During my personal economic recovery, I began asking myself an important question, “Why do I do what I do?” My experiences and decisions during the economic crisis changed me—in both positive and negative ways. It was an important time for introspection.
This was when I was introduced to the psychographic assessment industry—otherwise known as “personality testing.” It started with the more popular assessments such as Myers-Briggs and StrengthsFinder. But through deeper exploration, I discovered more obscure yet accurate personality frameworks. My picture of self-awareness started coming together one puzzle piece at-a-time.
I had several “Aha!” moments through the hours of research, but there was something still missing for me. There seemed to be such a wide spectrum of opinions out there, from psychological to spiritual and cultural viewpoints, when it came to the human personality. I kept digging.
This is when I began dabbling in creating my own personality test trying to improve on what I was learning. I couldn’t help myself. It’s naturally who I am. I began testing my ideas on any pour soul that would agree to be subjected to my crazy ideas around the end of 2009.
Months later, as I continued my personal experimentation, I read the book Drive: The Surprising Truth of What Motivates Us by Daniel Pink. I was introduced to the concept of intrinsic motivation and Self-Determination Theory. This opened up an entire new avenue of social science to explore. The power of intrinsic versus extrinsic motivation was a no-brainer to me. But now I had the contemporary research to back it up.
I quickly realized that, at least to me personally, the most effective psychographic frameworks, touched on intrinsic motivation. Yet I could not find any specific assessments or systems (outside of paying thousands for training and certification that is) that really encapsulated what I was looking for.
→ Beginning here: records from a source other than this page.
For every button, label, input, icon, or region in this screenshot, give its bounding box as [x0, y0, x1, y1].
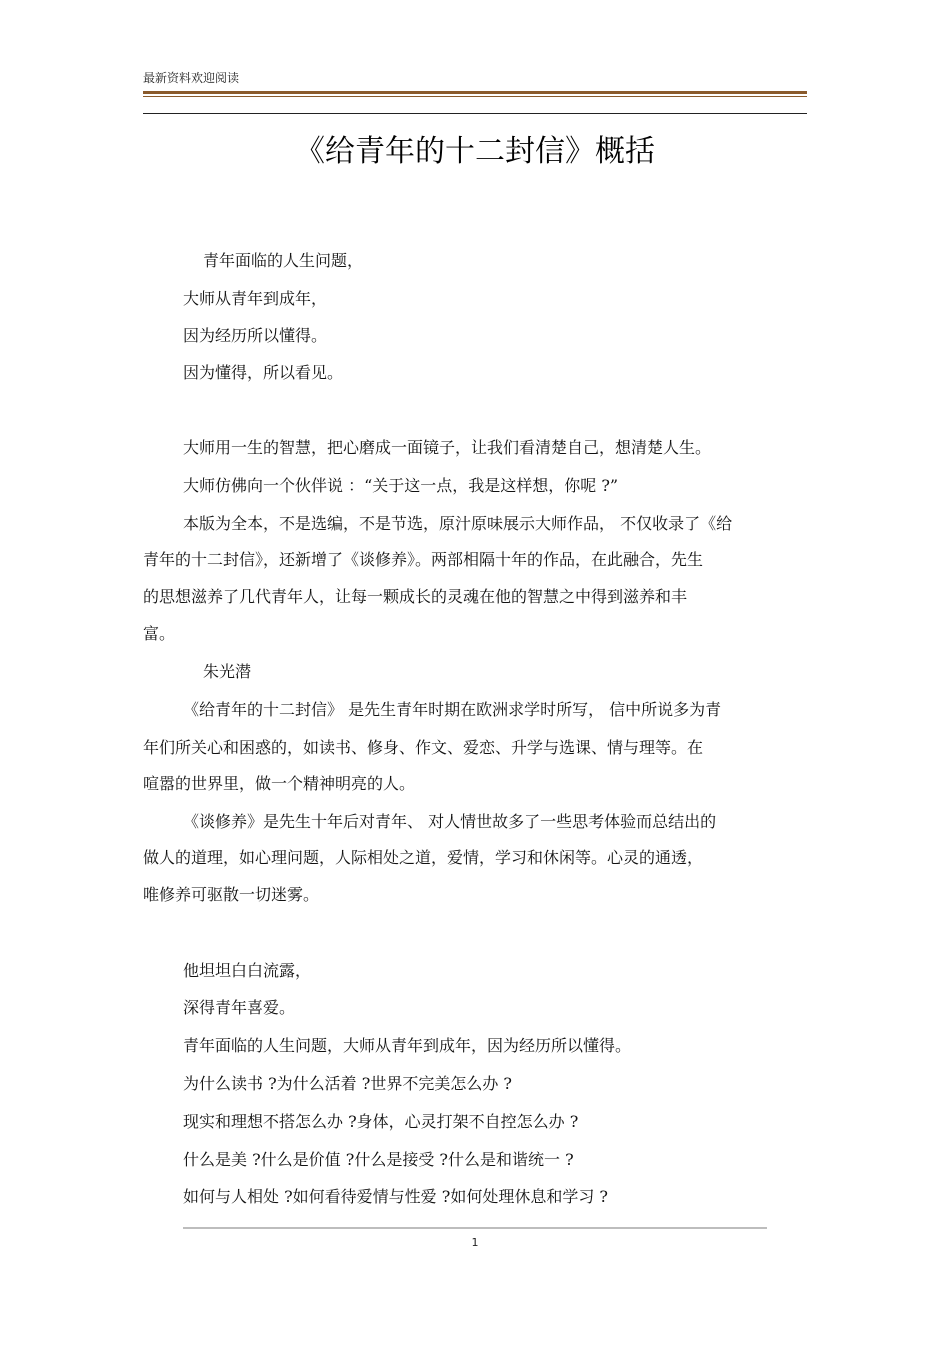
text-line: 深得青年喜爱。 [183, 998, 296, 1017]
footer-rule [183, 1227, 767, 1229]
text-line: 富。 [143, 624, 176, 643]
text-line: 大师仿佛向一个伙伴说 ：“关于这一点，我是这样想，你呢 ?” [183, 476, 619, 495]
text-line: 的思想滋养了几代青年人，让每一颗成长的灵魂在他的智慧之中得到滋养和丰 [143, 587, 688, 606]
text-line: 做人的道理，如心理问题，人际相处之道，爱情，学习和休闲等。心灵的通透， [143, 848, 704, 867]
page-title: 《给青年的十二封信》概括 [295, 134, 655, 169]
text-line: 现实和理想不搭怎么办 ?身体，心灵打架不自控怎么办 ? [183, 1112, 579, 1131]
page-number: 1 [471, 1236, 479, 1249]
text-line: 因为经历所以懂得。 [183, 326, 328, 345]
text-line: 因为懂得，所以看见。 [183, 363, 344, 382]
author-name: 朱光潜 [203, 662, 252, 681]
text-line: 为什么读书 ?为什么活着 ?世界不完美怎么办 ? [183, 1074, 512, 1093]
text-line: 青年面临的人生问题，大师从青年到成年，因为经历所以懂得。 [183, 1036, 632, 1055]
text-line: 《给青年的十二封信》 是先生青年时期在欧洲求学时所写， 信中所说多为青 [183, 700, 722, 719]
text-line: 唯修养可驱散一切迷雾。 [143, 885, 320, 904]
text-line: 本版为全本，不是选编，不是节选，原汁原味展示大师作品， 不仅收录了《给 [183, 514, 733, 533]
text-line: 什么是美 ?什么是价值 ?什么是接受 ?什么是和谐统一 ? [183, 1150, 574, 1169]
text-line: 青年的十二封信》，还新增了《谈修养》。两部相隔十年的作品，在此融合，先生 [143, 550, 704, 569]
text-line: 年们所关心和困惑的，如读书、修身、作文、爱恋、升学与选课、情与理等。在 [143, 738, 704, 757]
text-line: 他坦坦白白流露， [183, 961, 312, 980]
text-line: 大师从青年到成年， [183, 289, 328, 308]
header-text: 最新资料欢迎阅读 [143, 71, 240, 85]
text-line: 如何与人相处 ?如何看待爱情与性爱 ?如何处理休息和学习 ? [183, 1187, 608, 1206]
text-line: 青年面临的人生问题， [203, 251, 364, 270]
text-line: 《谈修养》是先生十年后对青年、 对人情世故多了一些思考体验而总结出的 [183, 812, 717, 831]
header-rule-dark [143, 113, 807, 114]
text-line: 大师用一生的智慧，把心磨成一面镜子，让我们看清楚自己，想清楚人生。 [183, 438, 712, 457]
header-rule-thin [143, 96, 807, 97]
text-line: 喧嚣的世界里，做一个精神明亮的人。 [143, 774, 416, 793]
header-rule-thick [143, 91, 807, 94]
This is when my previous “Aha!” moments turned into “Aha!” ideas, which eventually morphed into an entire “Aha!” vision.
I decided to combine all my research of personality tests and intrinsic motivation into one consolidated framework that could be used to solve my personal and professional problems.
You see, by this time I had become the executive director for a socially responsible business conglomerate. This meant I experienced daily management challenges, especially when it came to the differences between generations—Baby Boomers, Generation X (where I fall) and Millennials (also known as Generation Y).
It was also during this time, I was still working through my previous business failure. Therefore advancing MDNA was also a form of self-therapy. I’m convinced it saved my marriage and helped raise our children through the negative circumstances.
Part of my social business portfolio was taking teams of volunteers, most of them complete strangers, down to third world countries for humanitarian relief projects. As you can imagine, this presented an even different set of challenges where a personality framework to make decisions would be quite useful. In fact, it was the experience of a complete breakdown in social dynamics between me and our team during one trip to Nicaragua that provided more than ample motivation to refine MDNA as a tool.
It’s been inspiring to see how MDNA has impacted others, especially knowing that MDNA was birthed as a result of my own emotional pain and financial turmoil. I learn something new every time I use MDNA with a client or project. I talk to users every day and ask them how MDNA can solve their own problems. I’ve had the tremendous blessing of collaborating with researchers, thought leaders, associates and close friends, to help the “Aha!” vision become a reality.